Un écran, une nuit étoilée, une programmation exigeante et des rencontres avec des professionnels. Voilà ce que proposent les Rencontres Cinéma de Gindou, petit village lotois perdu dans la campagne. L’incongruité de ce lieu accueillant un festival de cinéma participe à l’attrait de cet événement de fin d’été, que les organisateurs, professionnels et bénévoles, dynamisent par leur enthousiasme. Vieux de vingt-trois années, ce festival est désormais le rendez-vous attendu d’un public éclectique d’autochtones, cinéphiles et professionnels, que les kilomètres à faire n’effraient pas plus que l’inconfort de l’installation de fortune et la fraîcheur des projections nocturnes. Cette année, la persévérance des fidèles a été récompensée par l’ouverture du Cinéma de Verdure, amphithéâtre en plein air de 650 places, bien plus confortable que les chaises en plastique de jadis. Cette modernisation ne signe pas pour autant l’abandon de l’esprit de convivialité et de simplicité caractéristique du Festival.

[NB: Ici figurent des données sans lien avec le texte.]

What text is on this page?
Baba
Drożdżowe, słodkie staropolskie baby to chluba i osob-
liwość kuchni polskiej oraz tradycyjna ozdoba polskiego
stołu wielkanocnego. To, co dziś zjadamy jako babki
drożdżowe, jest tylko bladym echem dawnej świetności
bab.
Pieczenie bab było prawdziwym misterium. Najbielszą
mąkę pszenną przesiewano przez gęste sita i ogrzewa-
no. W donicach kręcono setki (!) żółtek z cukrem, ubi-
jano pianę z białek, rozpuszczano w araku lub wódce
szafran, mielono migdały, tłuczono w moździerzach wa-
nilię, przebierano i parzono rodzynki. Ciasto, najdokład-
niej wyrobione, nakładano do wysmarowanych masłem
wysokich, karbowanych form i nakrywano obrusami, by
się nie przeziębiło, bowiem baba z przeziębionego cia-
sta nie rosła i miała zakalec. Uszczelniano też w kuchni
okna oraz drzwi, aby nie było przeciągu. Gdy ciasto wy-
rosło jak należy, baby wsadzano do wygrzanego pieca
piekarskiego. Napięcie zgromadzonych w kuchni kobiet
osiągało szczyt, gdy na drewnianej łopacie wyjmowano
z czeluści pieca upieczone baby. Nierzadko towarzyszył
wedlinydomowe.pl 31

Après Jacques Rozier et Otar Iosselliani, c’est cette année à Aki Kaurismäki que les Rencontres ont rendu hommage. En journée ou en séances nocturnes, onze de ses longs-métrages ont été projetés, de ses premières œuvres (Crime et châtiment, Shadows in Paradise) à ses dernières (L’Homme sans passé) en passant par deux clips musicaux et son film muet, Juha. Pour accompagner cette rétrospective, Kati Outinen, son actrice fétiche, Illka Mertsola, son producteur et Nadjda Delcos, son assistante, sont venus dialoguer avec le public. Souvent cité dans le catalogue ou par les organisateurs, l’ouvrage de Peter von Bagh, Aki Kaurismäki, publié par Les Cahiers du cinéma et le Festival international du film de Locarno, a servi de texte de référence et enrichi pertinemment l’expérience vécue lors des projections.
Comme chaque année, la section « Vagabondages cinématographiques » vise à faire découvrir des films (courts et longs métrages) venus de tous pays, vingt et unes de ces projections étant des avant-premières (Le Mariage de Tuya de Wang Quan’an, Les Méduses d’Etgar Keret, Retour en Normandie de Nicolas Philibert, De l’autre côté de Fatih Akin, Choron dernière de Pierre Carles et Éric Martin…). En nous faisant voyager à travers le monde, ces films sensibilisent souvent à des problèmes socio-politiques. La prostitution (Le papier ne peut pas envelopper la braise, Rithy Panh), la révolution cubaine (Cuba, une odyssée africaine, Jihan el-Tahri), l’embrigadement forcé de jeunes soldats en Sierra-Léone (Ezra, Newton Aduaka), l’agriculture intensive (L’Assiette sale ou des OMI aux AMAP, Denys Piningre)… sont autant de thèmes choisis par les programmateurs qui font des Rencontres de Gindou un festival politiquement engagé. Dans le cadre de ce programme, nous avons pu voir en avant-première le bel État du monde, film collectif où Apichatpong Weerasethakul, Chantal Akerman, Wang Bing, Pedro Costa, Vincente Ferraz et Ayisha Abraham dressent six sombres tableaux du monde moderne, de ses victimes ou de son absurdité.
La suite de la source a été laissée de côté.